Directed by: Evan Goldberg and Seth Rogen

Premise: Comic actors Seth Rogan, Jay Baruchel, Craig Robinson, James Franco, Jonah Hill, and Danny McBride play versions of themselves. While the actors attend a party in Los Angeles the apocalypse begins and the men hole up in James Franco’s house.

What Works: This is the End is a riff on the one-crazy-night comedy genre as seen in movies like Adventures in Babysitting and Sixteen Candles. The filmmakers combine that format with the apocalypse film which has become so popular in science fiction and action pictures and the result is a fun and irreverent comic romp. The story, such as it is, revolves around the relationship between Seth Rogan and Jay Baruchel as their friendship drifts apart and comes back together and that is just enough to give the film a narrative shape. But This is the End has to be understood less like a traditional narrative and more like ensemble comedies like MASH. In movies like this the plot is secondary, almost incidental, and that is certainly the case in This is the End. The movie exists to let the comic actors cut loose and play to their shticks and each one of them does that to the best of his abilities. Seth Rogan plays the likeable stoner, Jay Baruchel is the conscientious good guy, Craig Robinson is the human teddy bear, James Franco is the pretentious artist, Jonah Hill is sarcastic and awkward, and Danny McBride is the sociopathic doofus. No one is stretching himself here but each of the actors is able to contribute to the movie. It helps significantly that these actors are all very likable. There are many things to hold against This is the End; it is similar the Adam Sandler comedy Grown-Ups, since both films have a flimsy narrative around which recognizable actors go through familiar motions. But the cast of This is the End aren’t phoning it in. Virtually every scene has at least one successful line or gag and because it manages to make the viewer laugh on a consistent basis the movie ultimately works.

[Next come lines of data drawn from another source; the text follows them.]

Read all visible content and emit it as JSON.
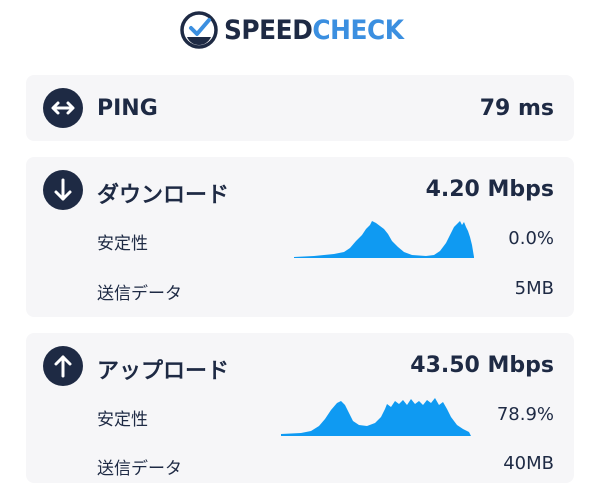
{
  "header": {
    "logo_speed": "SPEED",
    "logo_check": "CHECK",
    "logo_icon": "speedometer-check-icon"
  },
  "colors": {
    "navy": "#1e2a44",
    "brand_blue": "#3b8fe0",
    "graph_blue": "#0f9af2",
    "card_bg": "#f6f6f8"
  },
  "ping": {
    "icon": "ping-arrows-icon",
    "label": "PING",
    "value": "79 ms"
  },
  "download": {
    "icon": "download-arrow-icon",
    "label": "ダウンロード",
    "value": "4.20 Mbps",
    "stability_label": "安定性",
    "stability_value": "0.0%",
    "data_label": "送信データ",
    "data_value": "5MB"
  },
  "upload": {
    "icon": "upload-arrow-icon",
    "label": "アップロード",
    "value": "43.50 Mbps",
    "stability_label": "安定性",
    "stability_value": "78.9%",
    "data_label": "送信データ",
    "data_value": "40MB"
  }
}
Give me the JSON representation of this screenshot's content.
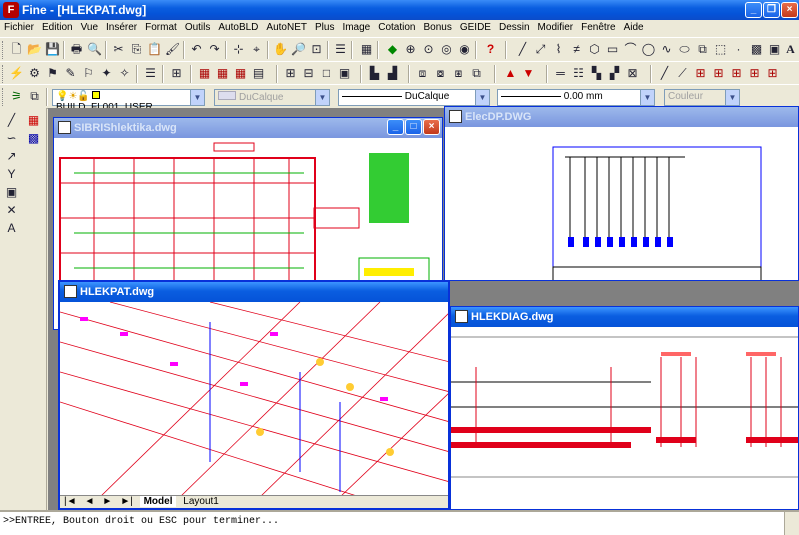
{
  "app": {
    "title": "Fine - [HLEKPAT.dwg]",
    "icon_letter": "F",
    "window_buttons": [
      "_",
      "❐",
      "×"
    ]
  },
  "menu": [
    "Fichier",
    "Edition",
    "Vue",
    "Insérer",
    "Format",
    "Outils",
    "AutoBLD",
    "AutoNET",
    "Plus",
    "Image",
    "Cotation",
    "Bonus",
    "GEIDE",
    "Dessin",
    "Modifier",
    "Fenêtre",
    "Aide"
  ],
  "properties": {
    "layer_name": "BUILD_FL001_USER",
    "color_combo": "DuCalque",
    "linetype_combo": "DuCalque",
    "lineweight_combo": "0.00 mm",
    "plotstyle_combo": "Couleur"
  },
  "windows": {
    "sibrishlektika": {
      "title": "SIBRIShlektika.dwg"
    },
    "elecdp": {
      "title": "ElecDP.DWG"
    },
    "hlekpat": {
      "title": "HLEKPAT.dwg",
      "tabs": [
        "Model",
        "Layout1"
      ]
    },
    "hlekdiag": {
      "title": "HLEKDIAG.dwg"
    }
  },
  "command_line": {
    "text": ">>ENTREE, Bouton droit ou ESC pour terminer..."
  },
  "colors": {
    "titlebar": "#0553d8",
    "drawing_red": "#e0001a",
    "drawing_green": "#00b000",
    "drawing_blue": "#0000ff",
    "magenta": "#ff00ff"
  }
}
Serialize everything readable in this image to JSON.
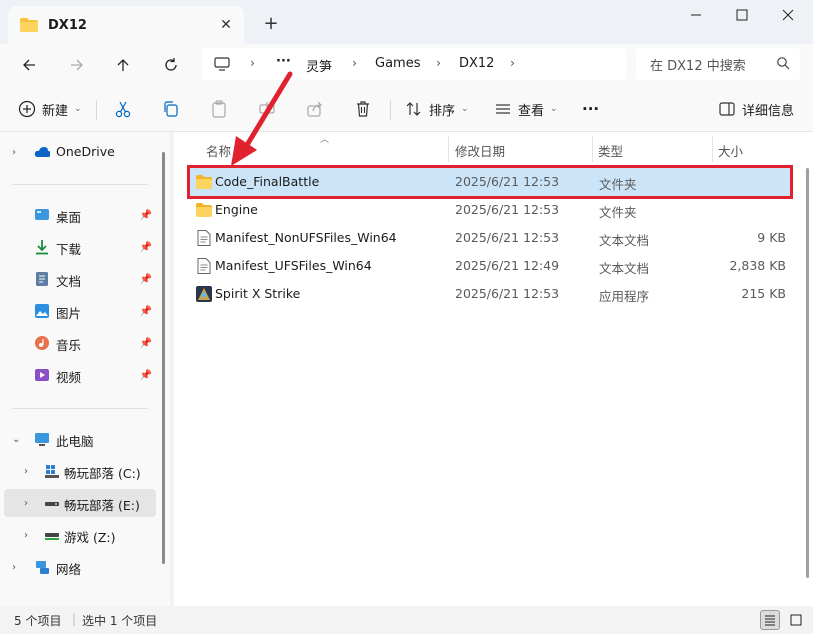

What Doesn’t: The best part of This is the End is the beginning as the actors play fictional versions of themselves and initially cope with disaster. After that the premise runs thin and some of the crass humor gets repetitive. How viewers ultimately feel about This is the End will depend less on anything in the movie and more upon how they feel about these actors. Most of these performers come from the Judd Apatow company (although Apatow himself had nothing to do with this film) and so viewers who haven’t enjoyed the actors’ other movies or don’t like locker room humor aren’t going to like this picture. As the very premise of the movie suggests, This is the End is extremely self-indulgent. After the initial apocalypse sequence the film settles into a series of mostly disconnected set pieces in which the stars play on their public personas and their filmmaking history.  This is the End comes across as the big budget equivalent of the kind of homemade project that high school students would produce over summer vacation with their parent’s video camera. It has that same sense of humor and invention and just like home movies the final result is probably most amusing to the people who made it.

Bottom Line: This is the End isn’t much more than a group of comic actors getting together and screwing around but the movie is good fun. For those who appreciate the talents of this cast This is the End is a very entertaining diversion.